JP Morgan views Asia as strategic part of M&A

Hernan Cristerna, JP Morgan’s co-head of global M&A, considers Asia an important piece in the bank’s M&A franchise.

Bank revenues from mergers and acquisitions in Asia have long lagged behind those in Europe and the US and there is perhaps little reason to believe that this year will be any different.

Notwithstanding this, JP Morgan views its M&A franchise in Asia as an important  piece of its overall business due to the increasingly global complexion of acquisitions.

“For me, probably the most strategic business globally is Asia, not because it is going to outstrip North America or Europe in terms of size in the near future, but in terms of being relevant to our clients globally,” Hernan Cristerna, co-head of M&A at JP Morgan said in an interview held at the bank's Chater House office in Hong Kong.

"For example, having an understanding of how a Chinese or Thai company thinks about returns and valuations, and how the decision making process works, is valuable when we advise US or European clients,” he said.

Increasingly, banks are focused on pursuing cross-border M&A activity that offers more lucrative returns. To capture a bigger share of this global deal flow, JP Morgan last year re-organised its M&A business, appointing Cristerna and Chris Ventresca co-heads of the global M&A business. Previously, the US bank’s M&A franchise was run regionally.

The bank’s strategy is to focus on identifying companies that might have the appetite to undertake acquisitions in years to come. Cristerna, who typically visits Asia twice each quarter with Beijing, Shanghai, Singapore and Hong Kong among his pitstops, cites Chinese oil giant Cnooc as one example of a company that has grown to become more acquisitive over time.

“Identifying Asian companies that are going to be large caps in the next five to 10 years and having relationships with their CFOs and CEOs may not be where the absolute dollar is today but for us, strategically, it’s a critical part of the business,” Cristerna said.

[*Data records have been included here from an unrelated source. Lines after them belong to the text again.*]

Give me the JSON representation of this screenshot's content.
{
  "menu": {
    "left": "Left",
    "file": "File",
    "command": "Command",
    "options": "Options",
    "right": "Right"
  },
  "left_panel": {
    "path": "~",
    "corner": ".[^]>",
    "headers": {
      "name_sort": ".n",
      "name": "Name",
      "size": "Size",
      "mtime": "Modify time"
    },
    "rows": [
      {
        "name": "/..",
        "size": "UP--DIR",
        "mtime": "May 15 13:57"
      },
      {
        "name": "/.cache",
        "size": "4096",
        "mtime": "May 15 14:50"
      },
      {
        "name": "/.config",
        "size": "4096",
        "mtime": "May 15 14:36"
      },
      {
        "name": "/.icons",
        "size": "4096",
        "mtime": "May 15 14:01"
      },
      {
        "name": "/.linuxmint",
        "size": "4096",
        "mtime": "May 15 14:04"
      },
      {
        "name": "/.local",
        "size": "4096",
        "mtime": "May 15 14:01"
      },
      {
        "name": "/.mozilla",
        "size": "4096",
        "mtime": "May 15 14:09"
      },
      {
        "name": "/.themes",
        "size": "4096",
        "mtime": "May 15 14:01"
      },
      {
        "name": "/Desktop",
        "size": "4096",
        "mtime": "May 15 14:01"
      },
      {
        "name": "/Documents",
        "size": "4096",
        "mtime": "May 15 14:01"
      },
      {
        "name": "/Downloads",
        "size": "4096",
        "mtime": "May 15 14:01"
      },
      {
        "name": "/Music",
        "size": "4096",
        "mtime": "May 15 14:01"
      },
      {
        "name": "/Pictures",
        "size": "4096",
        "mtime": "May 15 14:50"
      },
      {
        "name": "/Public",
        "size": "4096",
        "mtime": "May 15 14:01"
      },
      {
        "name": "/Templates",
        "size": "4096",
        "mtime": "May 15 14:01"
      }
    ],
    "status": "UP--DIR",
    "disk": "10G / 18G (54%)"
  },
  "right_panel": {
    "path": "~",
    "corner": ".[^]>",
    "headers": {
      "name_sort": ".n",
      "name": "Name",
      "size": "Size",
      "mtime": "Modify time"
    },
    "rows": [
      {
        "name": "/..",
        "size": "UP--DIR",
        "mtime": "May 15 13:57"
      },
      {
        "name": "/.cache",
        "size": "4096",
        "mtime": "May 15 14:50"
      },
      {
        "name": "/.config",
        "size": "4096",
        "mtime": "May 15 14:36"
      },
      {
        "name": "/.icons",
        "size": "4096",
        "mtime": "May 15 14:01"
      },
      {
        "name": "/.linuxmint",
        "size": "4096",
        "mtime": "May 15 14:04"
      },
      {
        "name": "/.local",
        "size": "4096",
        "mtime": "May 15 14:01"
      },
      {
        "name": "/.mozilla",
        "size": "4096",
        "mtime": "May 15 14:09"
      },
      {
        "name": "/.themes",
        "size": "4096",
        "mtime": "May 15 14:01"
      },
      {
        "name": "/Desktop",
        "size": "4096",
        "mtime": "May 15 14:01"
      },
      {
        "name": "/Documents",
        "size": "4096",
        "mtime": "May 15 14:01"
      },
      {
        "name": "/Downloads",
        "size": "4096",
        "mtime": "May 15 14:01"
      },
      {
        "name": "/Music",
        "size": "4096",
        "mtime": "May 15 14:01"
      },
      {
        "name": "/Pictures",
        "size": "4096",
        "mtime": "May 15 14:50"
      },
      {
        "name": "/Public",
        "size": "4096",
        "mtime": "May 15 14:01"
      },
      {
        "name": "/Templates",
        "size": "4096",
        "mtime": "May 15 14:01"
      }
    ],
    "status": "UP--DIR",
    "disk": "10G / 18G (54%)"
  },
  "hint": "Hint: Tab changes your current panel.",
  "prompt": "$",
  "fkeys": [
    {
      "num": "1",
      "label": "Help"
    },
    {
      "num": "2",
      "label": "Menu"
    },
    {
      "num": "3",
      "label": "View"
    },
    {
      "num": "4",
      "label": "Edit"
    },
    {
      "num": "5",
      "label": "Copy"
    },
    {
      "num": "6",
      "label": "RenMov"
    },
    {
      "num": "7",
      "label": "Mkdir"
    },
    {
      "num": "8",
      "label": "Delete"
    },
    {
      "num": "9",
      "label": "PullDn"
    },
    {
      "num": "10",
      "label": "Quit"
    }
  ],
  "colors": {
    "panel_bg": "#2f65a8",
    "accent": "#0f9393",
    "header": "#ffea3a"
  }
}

Whereas the US firm's M&A business used to be run opportunistically, these days the bank is focused on leveraging off other parts of the business. Its banking platform now acts as an internal "weather vane" for companies that are rising up the ranks and on the cusp of making the leap to acquire overseas.

“Five years ago M&A was very investment banking driven,” said Rob Sivitilli, JP Morgan’s head of M&A for Asia ex Japan. "But now we are focused on bringing in other parts of the platform. If there are going to be clients moving up in size, we might feel it first in corporate banking or private banking," he said.

The strategy of leveraging off other parts of the bank is one employed by many banks. UBS for instance, has effectively leveraged off its private banking relationships, winning deals with Thai tycoon Dhanin Chearavanont. Commercial lenders such as HSBC have also used their lending relationships to make a push into the traditional advisory business so long dominated by the likes of Morgan Stanley and Goldman Sachs.

JP Morgan has typically lent selectively to back clients in acquisitions. It has also tended to advise sellers, including Dutch financial services group ING when it sold its asset management business and GSK on its sale of Lucozade and Ribena to Suntory. “Our lending tends to be focused on situations. When it comes to M&A our lending tends to be focused on backing a company on an acquisition,” said Sivitilli.

Much of Asia's M&A volumes have historically been driven by China and early indications are that this year is unlikely to be any different. "Within Asia we are seeing more activity around China which is outperforming from a pipeline perspective," said Sivitilli.

JP Morgan is cautious on hiring and might first shift resources from other parts of the business to China M&A . It plans to boost its M&A head count this year in anticipation of the greater deal flow, but only on a selective basis, Sivitilli said.

Outbound M&A from Japan is expected to be another feature this year as Japanese companies faced with sluggish growth at home turn their attentions overseas. Outbound acquisitions by Japanese companies intensified towards the end of last year as many were less than optimistic that Japanese Prime Minister Shinzo Abe’s efforts to boost the Japanese economy would be successful.

“I don’t feel that corporate Japan has a lot of confidence that the local economy is going to grow in a meaningful way," said Cristerna. "Therefore, we expect to see more corporate M&As out of Japan,” said Cristerna.

Recent outbound activity includes BTMU's $5.6 billion purchase of a majority stake in Bank of Ayudhya last year and Suntory’s $16 billion acquisition of Beam’s whiskey business this month.